Querida avó,
Agradeço por existirem pessoas que de alguma forma fazem parte da nossa vida. Ao longo de 2024 partiram algumas dessas pessoas.
Iris Apfel, um ícone da moda e uma referência para todos os que falamos de envelhecimento ativo, e que gostamos de pessoas “fora da caixa”, morreu aos 102 anos.
Maggie Smith, atriz britânica, morreu aos 90 anos. Participou em inúmeros filmes e séries. Muitos irão recordá-la eternamente no belíssimo papel de “Violet Crawley” da série Downton Abbey ou a Professora “Minerva McGonagall” dos filmes Harry Potter.
Marisa Paredes, atriz espanhola, morreu no final do ano. Para a história do cinema ficaram imensos filmes em que participou, grande parte deles do realizador Pedro Almodóvar.

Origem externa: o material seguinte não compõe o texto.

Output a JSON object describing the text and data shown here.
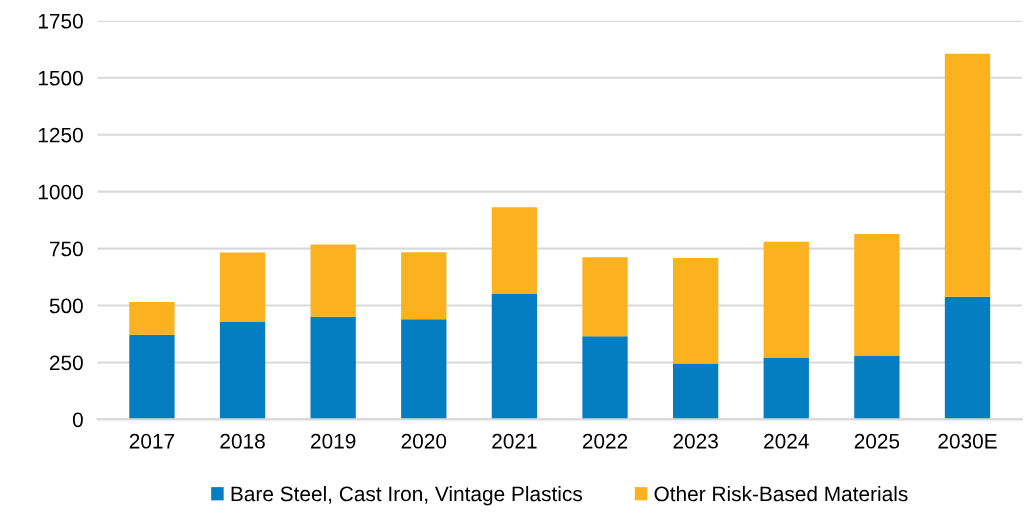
{
  "chart_data": {
    "type": "bar",
    "stacked": true,
    "categories": [
      "2017",
      "2018",
      "2019",
      "2020",
      "2021",
      "2022",
      "2023",
      "2024",
      "2025",
      "2030E"
    ],
    "series": [
      {
        "name": "Bare Steel, Cast Iron, Vintage Plastics",
        "color": "#047dc1",
        "values": [
          372,
          428,
          451,
          440,
          553,
          365,
          245,
          272,
          281,
          539
        ]
      },
      {
        "name": "Other Risk-Based Materials",
        "color": "#fcb11f",
        "values": [
          144,
          305,
          317,
          294,
          378,
          347,
          464,
          508,
          533,
          1066
        ]
      }
    ],
    "ylim": [
      0,
      1750
    ],
    "yticks": [
      0,
      250,
      500,
      750,
      1000,
      1250,
      1500,
      1750
    ],
    "grid": "y",
    "legend": "bottom"
  }
}
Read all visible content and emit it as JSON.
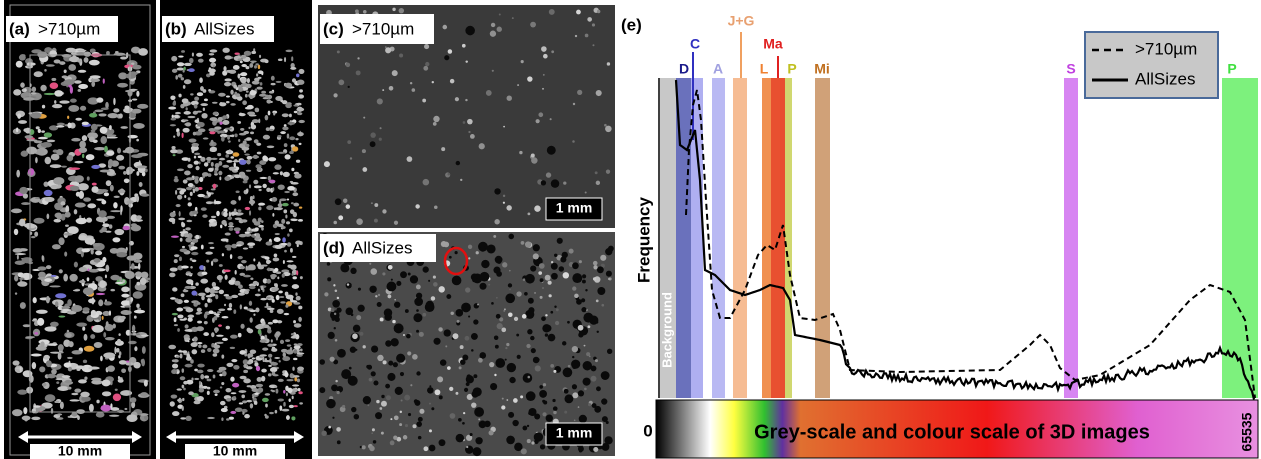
{
  "panels": [
    {
      "label": "(a)",
      "title": ">710µm",
      "scale_bar": "10 mm"
    },
    {
      "label": "(b)",
      "title": "AllSizes",
      "scale_bar": "10 mm"
    },
    {
      "label": "(c)",
      "title": ">710µm",
      "scale_bar": "1 mm"
    },
    {
      "label": "(d)",
      "title": "AllSizes",
      "scale_bar": "1 mm"
    },
    {
      "label": "(e)",
      "y_label": "Frequency",
      "background_label": "Background",
      "legend": [
        ">710µm",
        "AllSizes"
      ],
      "phases": [
        "D",
        "C",
        "A",
        "J+G",
        "L",
        "Ma",
        "P",
        "Mi",
        "S",
        "P"
      ],
      "colorbar": {
        "min": "0",
        "max": "65535",
        "caption": "Grey-scale and colour scale of 3D images"
      }
    }
  ]
}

Em Portugal foram inúmeras as personalidades que nos deixaram ao longo do ano.
O cineasta António Pedro Vasconcelos, o compositor e cantor Fausto, o treinador e futebolista Artur Jorge, o pintor e ceramista Manuel Cargaleiro, a ex-procuradora-geral da República Joana Marques Vidal, o cantor Marco Paulo, que durante décadas foi considerado como uma das melhores vozes de Portugal, Celeste Caeiro, a mulher que, no dia 25 de Abril de 1974, distribuiu cravos pelos militares que levavam a cargo um golpe de estado para derrubar o regime liderado por Marcello Caetano, partiu no ano em que celebrámos 50 anos de abril…
O final de ano foi trágico com a prematura partida de Pedro Sobral, alguém que acreditava profundamente no poder dos livros. Uma perda para todos os que estão ligados ao setor livreiro.
Termino com uma homenagem a Adília Lopes, que também partiu no final de dezembro: «Só gosto das pessoas boas; Quero lá saber que sejam inteligentes, artistas, sexy, sei lã o quê; Se não são boas pessoas não prestam».
Muitos dos que partiram somavam todas estas características. E eram, certamente, boas pessoas.
Bjs
Querido neto,
Como sabes, passei o ano na Ericeira, onde vivo. No dia 1, pela manhã, estava eu muito sossegada na esplanada da praia do Sul (o meu poiso) quando começo a ouvir um homem a recitar
«Ó mar salgado/ Quanto do teu sal/ São lágrimas de Portugal…».
Conheço-o bem. Trabalha num restaurante aqui perto mas, à hora do almoço, está sempre aqui na esplanada na conversa com uns amigos.
Estranhei ouvi-lo recitar Fernando Pessoa, mas ele continuava: «Realmente, diante deste mar é só o que apetece dizer… Eu nem conheço o homem que disse isto, mas acho que é um pescador que costuma parar muito por aqui. Foi o que me contaram. Acho que ele vem aqui muito e está sempre a dizer isto. Coitado… Também já podia dizer outra coisa. O mar é uma fonte de inspiração, não acham? Basta olhar para ele e dizemos coisas dessas. Para dizer a verdade, até já ouvi pessoas a dizerem coisas bem melhores que essas. Claro que se o mar é salgado é porque tem sal, não é verdade?».
É claro que os amigos acenavam com a cabeça, para mostrarem que estavam todos de acordo com ele.
Eu estava deliciada a ouvi-lo – e tenho a certeza de que o Fernando Pessoa, esteja ele onde estiver, também deve ter gostado muito do que ouviu.
Realmente, muitas das “Lágrimas de Portugal” têm a ver com os que, tão bem recordaste, nos vão deixando, mas que serão eternamente recordados através da obra que nos deixaram.
Escusado será dizer que no dia 1 de janeiro vi imensa gente a ir ao “primeiro banho do ano” nas gélidas águas da Ericeira.
Este ritual é para muitos como um momento para fazer balanços, mas também como assinalar um recomeço.
O meu, como sabes, é sempre romãs em casa, que vou renovando de ano para ano. A romã não é um fruto fácil! Fazem-me lembrar algumas pessoas. Difíceis por fora, fechadas sobre si mesmas, mas extraordinárias quando se revelam. Só temos de aprender a lidar com elas.